Unter uns gesagt: Zu den spannendsten Angeboten des Kulturgeschehens gehören die Eröffnungszeremonien von Festivals ja eher nicht. Man freut sich entsprechend, wenn einmal etwas aus dem Ruder zu laufen scheint. Etwa, wenn bei den Auftaktfeierlichkeiten des steirischen herbst auf dem Grazer Mariahilferplatz zwei junge Klimaaktivistinnen überraschend das Rednerpult und dazu kurz die Themenhoheit auf dem Platz übernehmen. Bühnenpiraterie war das allerdings nicht, sondern eine akkordierte Intervention.

Kurz zuvor hatte Festivalintendantin Ekaterina Degot in ihrer Eröffnungsrede unterm Grazer Uhrturm "die dissidente Stimme der Kunst, die Stimme der Ungehorsamen, der Andersartigen" gepriesen und ein künstlerisches Handeln eingefordert, das sich nicht auf die Seite der Machthabenden schlägt, sondern jenseits von Kompromiss und Konformismus Widerständigkeit übt, ohne billige "progressive Klischees" zu bedienen.

So ein Aufruf funzt und funkt, wenn man ihm dann gleich selbst Folge leistet. Das obgenannte Intermezzo, dessen Aktivismus und Aktionismus man – zugegeben – auf der Skala zwischen "Beste herbst-Tradition" und "Billige Punktemacherei" je nach Gusto da oder dort verorten kann, war also zumindest konsequent – auch in der Herausforderung für die obligat zu Grußworten ausgerückte Politikerriege, die Irritation zu parieren. Oder gar etwas Sinnvolles, nicht Einstudiertes zur beherrschenden Krise der Stunde, der Zeit zu äußern.

Ist die kleine Provokation ein Zeichen dafür, dass die Intendantin, die mit diesem herbst ihre zweite Amtszeit angetreten hat, endgültig ihren Groove gefunden hat? Gut möglich. Im sechsten Jahr ihrer Intendanz und im 56. Jahr des steirischen herbst hat Degot jedenfalls ein Programm gestaltet, das einige Schwächen vorangegangener Ausgaben abstreifen konnte. Konzeptuell war bisher jedes ihrer Festivals gut gedacht, aber etliches wirkte in der Umsetzung konfus und kraftlos.

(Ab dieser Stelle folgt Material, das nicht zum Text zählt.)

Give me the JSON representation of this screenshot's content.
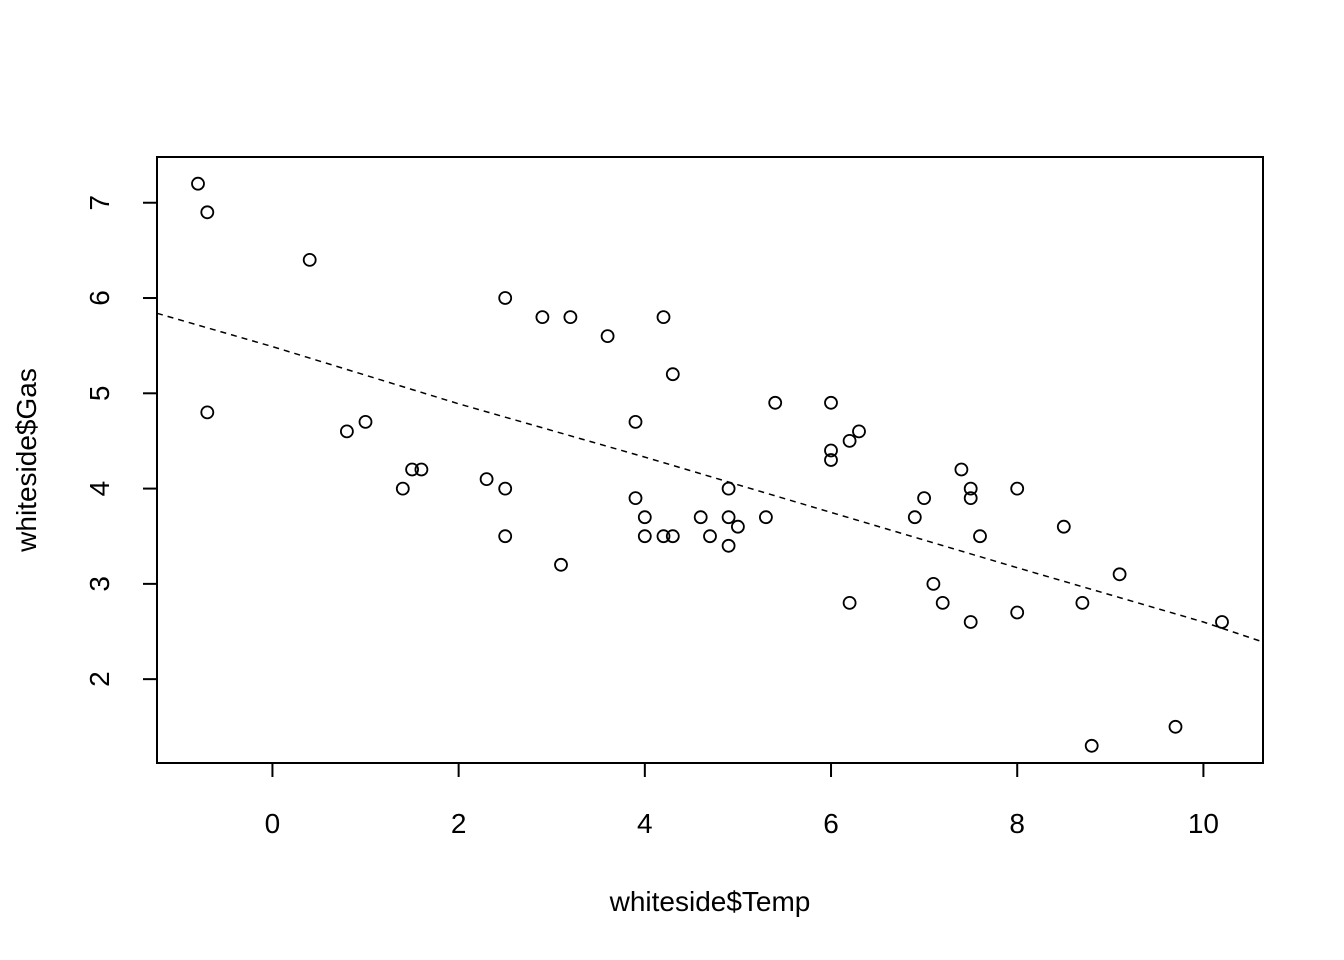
{
  "chart_data": {
    "type": "scatter",
    "xlabel": "whiteside$Temp",
    "ylabel": "whiteside$Gas",
    "xlim": [
      -1.24,
      10.64
    ],
    "ylim": [
      1.12,
      7.48
    ],
    "xticks": [
      0,
      2,
      4,
      6,
      8,
      10
    ],
    "yticks": [
      2,
      3,
      4,
      5,
      6,
      7
    ],
    "grid": false,
    "legend": "none",
    "points": [
      [
        -0.8,
        7.2
      ],
      [
        -0.7,
        6.9
      ],
      [
        -0.7,
        4.8
      ],
      [
        0.4,
        6.4
      ],
      [
        0.8,
        4.6
      ],
      [
        1.0,
        4.7
      ],
      [
        1.4,
        4.0
      ],
      [
        1.5,
        4.2
      ],
      [
        1.6,
        4.2
      ],
      [
        2.3,
        4.1
      ],
      [
        2.5,
        6.0
      ],
      [
        2.5,
        4.0
      ],
      [
        2.5,
        3.5
      ],
      [
        2.9,
        5.8
      ],
      [
        3.1,
        3.2
      ],
      [
        3.2,
        5.8
      ],
      [
        3.6,
        5.6
      ],
      [
        3.9,
        4.7
      ],
      [
        3.9,
        3.9
      ],
      [
        4.0,
        3.7
      ],
      [
        4.0,
        3.5
      ],
      [
        4.2,
        5.8
      ],
      [
        4.2,
        3.5
      ],
      [
        4.3,
        5.2
      ],
      [
        4.3,
        3.5
      ],
      [
        4.6,
        3.7
      ],
      [
        4.7,
        3.5
      ],
      [
        4.9,
        4.0
      ],
      [
        4.9,
        3.7
      ],
      [
        4.9,
        3.4
      ],
      [
        5.0,
        3.6
      ],
      [
        5.3,
        3.7
      ],
      [
        5.4,
        4.9
      ],
      [
        6.0,
        4.9
      ],
      [
        6.0,
        4.4
      ],
      [
        6.0,
        4.3
      ],
      [
        6.2,
        4.5
      ],
      [
        6.2,
        2.8
      ],
      [
        6.3,
        4.6
      ],
      [
        6.9,
        3.7
      ],
      [
        7.0,
        3.9
      ],
      [
        7.1,
        3.0
      ],
      [
        7.2,
        2.8
      ],
      [
        7.4,
        4.2
      ],
      [
        7.5,
        4.0
      ],
      [
        7.5,
        3.9
      ],
      [
        7.5,
        2.6
      ],
      [
        7.6,
        3.5
      ],
      [
        8.0,
        4.0
      ],
      [
        8.0,
        2.7
      ],
      [
        8.5,
        3.6
      ],
      [
        8.7,
        2.8
      ],
      [
        8.8,
        1.3
      ],
      [
        9.1,
        3.1
      ],
      [
        9.7,
        1.5
      ],
      [
        10.2,
        2.6
      ]
    ],
    "fit_line": {
      "style": "dashed",
      "x": [
        -1.24,
        0,
        2,
        4,
        6,
        8,
        10,
        10.64
      ],
      "y": [
        5.84,
        5.49,
        4.89,
        4.33,
        3.75,
        3.17,
        2.6,
        2.39
      ]
    }
  }
}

In dieser Ausgabe hat Degots Ausstellungsprogramm deutlich an Systematik und Stichhaltigkeit gewonnen; die Performanceschiene, lange eine Achillesferse des Programms, wirkt nicht länger wie der bildenden Kunst beliebig aufgepfropft und hat mehr Stringenz als bisher. Dazu fügen sich ein saftiges und schlüssiges Parallelprogramm und einige unternehmungslustige Vermittlungsprojekte.

Ob das Festival insgesamt gelingt, wird sich natürlich erst zeigen, es läuft ja noch bis 15. Oktober. Aber nach den dürren Konstrukten der ersten Jahre hat Degots herbst jetzt wieder mehr Ereignischarakter: Das hat was zu bedeuten, wenn sogar eine Eröffnung funzt und funkt.